Investigators Seek to Better Understand the Molecular Basis of Polycythemia Vera

Kelly Davio

While a common genetic mutation among patients with polycythemia vera (PV) is V617F in exon 14 of the Janus kinase 2 (JAK2) gene—which activates the tyrosine kinase—it has been reported that patients with V617F-negative PV have mutations in exon 12 of JAK2. Exon 12 mutations are involved in approximately 3% of patients with PV, and these patients often have reduced erythroblasts in the bone marrow and hypercellular bone marrow.

A recent study from Pakistan sought to investigate the incidence of mutations of exon 12 and 14 in patients with PV and to correlate these mutations with patient characteristics and outcomes.

The investigators collected blood samples from 24 patients with PV, 16 of whom were men and 8 of whom were women. The patients’ blood was screened for mutations of exons 12 and 14 of JAK2. In total, 19 patients were positive for the hallmark gain of function mutation JAK2-V617F (which is estimated to be present in 97% of patients with PV), while 5 patients were negative.

Among the 5 patients who tested negative for the mutation, the investigators screened exon 14 to test for possible deletions or mutations. One patient was observed to have a V617A amino acid substitution instead of V617F. However, no deletions were observed. 

In exon 12, for which 10 nucleotide alterations have been previously described, the investigators found that a total of 3 mutated sites in exon 12 were found in 2 V617F-negative patients. However, many studies have concluded that mutations in exon 12 are often found in only a small proportion of granulocytes in some patients with PV, so given the low allelic burden and the heterogenic nature of the mutations, using exon 12 mutations to diagnose PV would likely be challenging.

The investigators did not find that clinical response of patients with mutant exon 12 was different from that of patients without these mutations, and hematological parameters of patients who had exon 12 mutations were not different from those of other patients with PV. Furthermore, there was no statistically significant difference in overall survival (OS) among groups; prior studies have shown that the 15-year OS among patients with the function mutation JAK2-V617F was 76%, while the 15-year OS among patients without the mutation was 94%.

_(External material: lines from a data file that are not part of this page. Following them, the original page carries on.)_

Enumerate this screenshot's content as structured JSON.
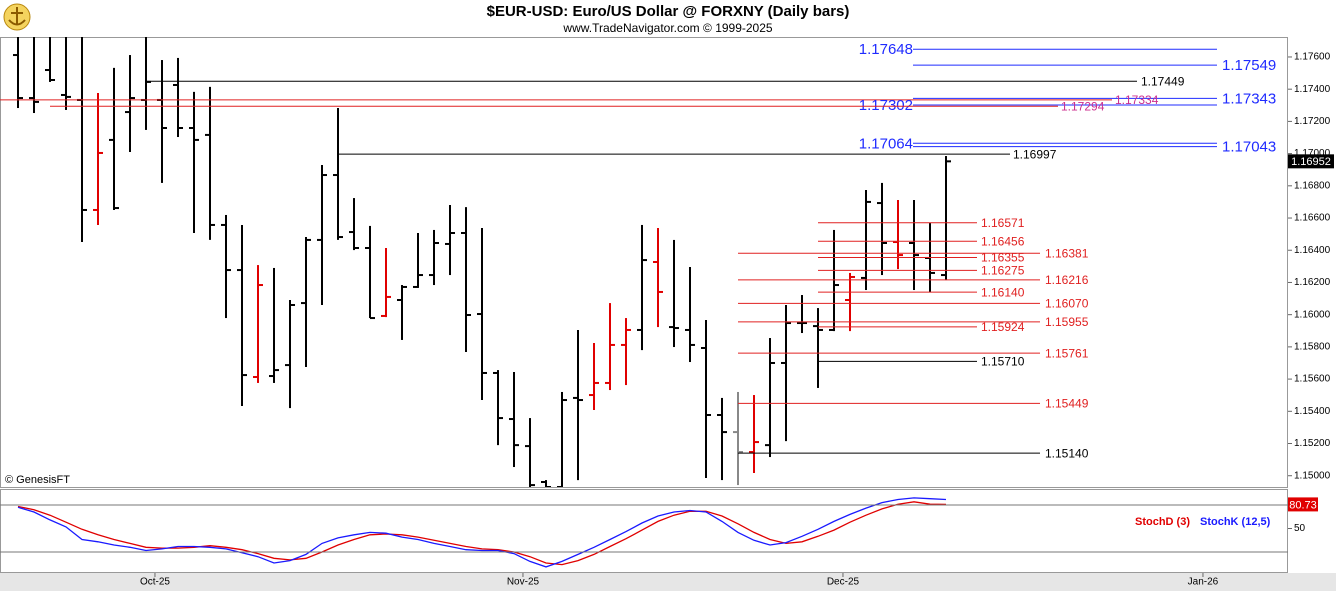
{
  "chart_data": [
    {
      "type": "ohlc",
      "title": "$EUR-USD:  Euro/US Dollar @ FORXNY  (Daily bars)",
      "subtitle": "www.TradeNavigator.com © 1999-2025",
      "annotation": "© GenesisFT",
      "xlim": [
        -1.125,
        79.375
      ],
      "ylim": [
        1.1493,
        1.17724
      ],
      "yticks": [
        {
          "value": 1.15,
          "label": "1.15000"
        },
        {
          "value": 1.152,
          "label": "1.15200"
        },
        {
          "value": 1.154,
          "label": "1.15400"
        },
        {
          "value": 1.156,
          "label": "1.15600"
        },
        {
          "value": 1.158,
          "label": "1.15800"
        },
        {
          "value": 1.16,
          "label": "1.16000"
        },
        {
          "value": 1.162,
          "label": "1.16200"
        },
        {
          "value": 1.164,
          "label": "1.16400"
        },
        {
          "value": 1.166,
          "label": "1.16600"
        },
        {
          "value": 1.168,
          "label": "1.16800"
        },
        {
          "value": 1.17,
          "label": "1.17000"
        },
        {
          "value": 1.172,
          "label": "1.17200"
        },
        {
          "value": 1.174,
          "label": "1.17400"
        },
        {
          "value": 1.176,
          "label": "1.17600"
        }
      ],
      "open": [
        1.17612,
        1.17345,
        1.17519,
        1.17364,
        1.17333,
        1.1665,
        1.17085,
        1.17258,
        1.17333,
        1.17333,
        1.17426,
        1.17159,
        1.17116,
        1.16557,
        1.16277,
        1.15613,
        1.15619,
        1.15687,
        1.16072,
        1.16464,
        1.16867,
        1.16513,
        1.16414,
        1.15992,
        1.16091,
        1.16172,
        1.16246,
        1.16439,
        1.16507,
        1.16004,
        1.15638,
        1.15352,
        1.15184,
        1.14961,
        1.1493,
        1.15483,
        1.15501,
        1.15576,
        1.15812,
        1.15905,
        1.16327,
        1.15923,
        1.15905,
        1.15793,
        1.15377,
        1.15271,
        1.15147,
        1.1519,
        1.157,
        1.15948,
        1.15929,
        1.15905,
        1.16091,
        1.16228,
        1.16693,
        1.16451,
        1.16445,
        1.16352,
        1.16246
      ],
      "high": [
        1.17724,
        1.17724,
        1.17724,
        1.17724,
        1.17724,
        1.17376,
        1.17532,
        1.17612,
        1.17724,
        1.17581,
        1.17594,
        1.17383,
        1.17414,
        1.16619,
        1.16557,
        1.16308,
        1.1629,
        1.16091,
        1.16482,
        1.16929,
        1.17283,
        1.16724,
        1.16551,
        1.16414,
        1.16184,
        1.16507,
        1.16526,
        1.16681,
        1.16668,
        1.16538,
        1.15656,
        1.15644,
        1.15358,
        1.14973,
        1.1552,
        1.15905,
        1.15824,
        1.16072,
        1.15979,
        1.16557,
        1.16538,
        1.16464,
        1.16296,
        1.15967,
        1.15483,
        1.1552,
        1.15501,
        1.15855,
        1.1606,
        1.16122,
        1.16041,
        1.16526,
        1.16259,
        1.16774,
        1.16818,
        1.16712,
        1.16712,
        1.16569,
        1.16985
      ],
      "low": [
        1.17283,
        1.17252,
        1.17445,
        1.17271,
        1.16451,
        1.16557,
        1.1665,
        1.1701,
        1.17147,
        1.16818,
        1.17103,
        1.16507,
        1.16464,
        1.15979,
        1.15433,
        1.15576,
        1.15576,
        1.1542,
        1.15675,
        1.1606,
        1.16464,
        1.16401,
        1.15979,
        1.15985,
        1.15843,
        1.16166,
        1.16184,
        1.16246,
        1.15768,
        1.1547,
        1.1519,
        1.15054,
        1.1493,
        1.1493,
        1.1493,
        1.14973,
        1.15408,
        1.15532,
        1.15563,
        1.1578,
        1.15923,
        1.15799,
        1.15706,
        1.14986,
        1.14973,
        1.14942,
        1.15017,
        1.15116,
        1.15215,
        1.15886,
        1.15545,
        1.15898,
        1.15898,
        1.16153,
        1.16246,
        1.16283,
        1.16153,
        1.16141,
        1.16215
      ],
      "close": [
        1.17345,
        1.17321,
        1.17457,
        1.17352,
        1.1665,
        1.17004,
        1.16662,
        1.17345,
        1.17445,
        1.17159,
        1.17159,
        1.17085,
        1.16557,
        1.16277,
        1.15625,
        1.16184,
        1.15656,
        1.1606,
        1.16464,
        1.16867,
        1.16482,
        1.16414,
        1.15979,
        1.1611,
        1.16172,
        1.16246,
        1.16445,
        1.16507,
        1.15998,
        1.15638,
        1.15358,
        1.1519,
        1.14942,
        1.1493,
        1.1547,
        1.1547,
        1.15576,
        1.15812,
        1.15905,
        1.16339,
        1.16141,
        1.15917,
        1.15812,
        1.15377,
        1.15271,
        1.15147,
        1.15209,
        1.157,
        1.15948,
        1.15948,
        1.15905,
        1.16184,
        1.16234,
        1.167,
        1.16445,
        1.1637,
        1.1637,
        1.16259,
        1.16952
      ],
      "bar_colors": [
        "#000000",
        "#000000",
        "#000000",
        "#000000",
        "#000000",
        "#e00000",
        "#000000",
        "#000000",
        "#000000",
        "#000000",
        "#000000",
        "#000000",
        "#000000",
        "#000000",
        "#000000",
        "#e00000",
        "#000000",
        "#000000",
        "#000000",
        "#000000",
        "#000000",
        "#000000",
        "#000000",
        "#e00000",
        "#000000",
        "#000000",
        "#000000",
        "#000000",
        "#000000",
        "#000000",
        "#000000",
        "#000000",
        "#000000",
        "#000000",
        "#000000",
        "#000000",
        "#e00000",
        "#e00000",
        "#e00000",
        "#000000",
        "#e00000",
        "#000000",
        "#000000",
        "#000000",
        "#000000",
        "#888888",
        "#e00000",
        "#000000",
        "#000000",
        "#000000",
        "#000000",
        "#000000",
        "#e00000",
        "#000000",
        "#000000",
        "#e00000",
        "#000000",
        "#000000",
        "#000000"
      ],
      "levels": [
        {
          "value": 1.17648,
          "color": "#1f2bff"
        },
        {
          "value": 1.17549,
          "color": "#1f2bff"
        },
        {
          "value": 1.17449,
          "color": "#000000"
        },
        {
          "value": 1.17343,
          "color": "#1f2bff"
        },
        {
          "value": 1.17334,
          "color": "#cc2f8f"
        },
        {
          "value": 1.17302,
          "color": "#1f2bff"
        },
        {
          "value": 1.17294,
          "color": "#cc2f8f"
        },
        {
          "value": 1.17064,
          "color": "#1f2bff"
        },
        {
          "value": 1.17043,
          "color": "#1f2bff"
        },
        {
          "value": 1.16997,
          "color": "#000000"
        },
        {
          "value": 1.16571,
          "color": "#e02020"
        },
        {
          "value": 1.16456,
          "color": "#e02020"
        },
        {
          "value": 1.16381,
          "color": "#e02020"
        },
        {
          "value": 1.16355,
          "color": "#e02020"
        },
        {
          "value": 1.16275,
          "color": "#e02020"
        },
        {
          "value": 1.16216,
          "color": "#e02020"
        },
        {
          "value": 1.1614,
          "label": "1.16140",
          "color": "#e02020"
        },
        {
          "value": 1.1607,
          "label": "1.16070",
          "color": "#e02020"
        },
        {
          "value": 1.15955,
          "color": "#e02020"
        },
        {
          "value": 1.15924,
          "color": "#e02020"
        },
        {
          "value": 1.15761,
          "color": "#e02020"
        },
        {
          "value": 1.1571,
          "label": "1.15710",
          "color": "#000000"
        },
        {
          "value": 1.15449,
          "color": "#e02020"
        },
        {
          "value": 1.1514,
          "label": "1.15140",
          "color": "#000000"
        }
      ]
    },
    {
      "type": "line",
      "xlim": [
        -1.125,
        79.375
      ],
      "xticks": [
        {
          "value": 8.56,
          "label": "Oct-25"
        },
        {
          "value": 31.56,
          "label": "Nov-25"
        },
        {
          "value": 51.56,
          "label": "Dec-25"
        },
        {
          "value": 74.06,
          "label": "Jan-26"
        }
      ],
      "ylim": [
        0,
        100
      ],
      "yticks": [
        50
      ],
      "hlines": [
        20,
        80
      ],
      "series": [
        {
          "name": "StochD (3)",
          "color": "#e00000",
          "values": [
            78,
            74,
            67,
            58,
            49,
            42,
            36,
            31,
            26,
            25,
            25,
            26,
            28,
            26,
            23,
            18,
            12,
            10,
            12,
            20,
            29,
            36,
            42,
            43,
            42,
            39,
            35,
            31,
            27,
            24,
            23,
            20,
            14,
            6,
            4,
            9,
            17,
            27,
            37,
            48,
            59,
            67,
            72,
            72,
            66,
            56,
            45,
            36,
            31,
            33,
            40,
            48,
            58,
            67,
            75,
            81,
            84,
            81,
            80.73
          ]
        },
        {
          "name": "StochK (12,5)",
          "color": "#1a1aff",
          "values": [
            77,
            71,
            61,
            52,
            36,
            33,
            29,
            26,
            22,
            24,
            27,
            27,
            26,
            24,
            19,
            14,
            6,
            9,
            17,
            31,
            38,
            42,
            45,
            44,
            39,
            36,
            31,
            27,
            23,
            22,
            22,
            18,
            8,
            1,
            8,
            17,
            26,
            36,
            46,
            57,
            66,
            71,
            73,
            71,
            59,
            45,
            35,
            29,
            32,
            40,
            49,
            59,
            68,
            76,
            83,
            87,
            89,
            88,
            87
          ]
        }
      ]
    }
  ]
}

The authors concluded that, while the gain of function mutation V617F is found in most patients with PV, among patients who do not have this hallmark mutation, analysis of exons 12 and 14 of JAK2 has revealed some underlying mutations that could potentially be used to diagnose PV on a genetic basis. In the future, write the authors, analysis of exon 12 nucleotide substitutions among a large group of patients will help to better understand their role in disease biology, progression, and outcomes.  

Akram AF, Kausar H, Chaudhary A, et al. Detection of exon 12 and 14 mutations in Janus kinase 2 gene including a noval mutant in V617F negative polycythemia vera patients from Pakistan. J Cancer. 2018;9(23):4341-4345. doi: 10.7150/jca.27414.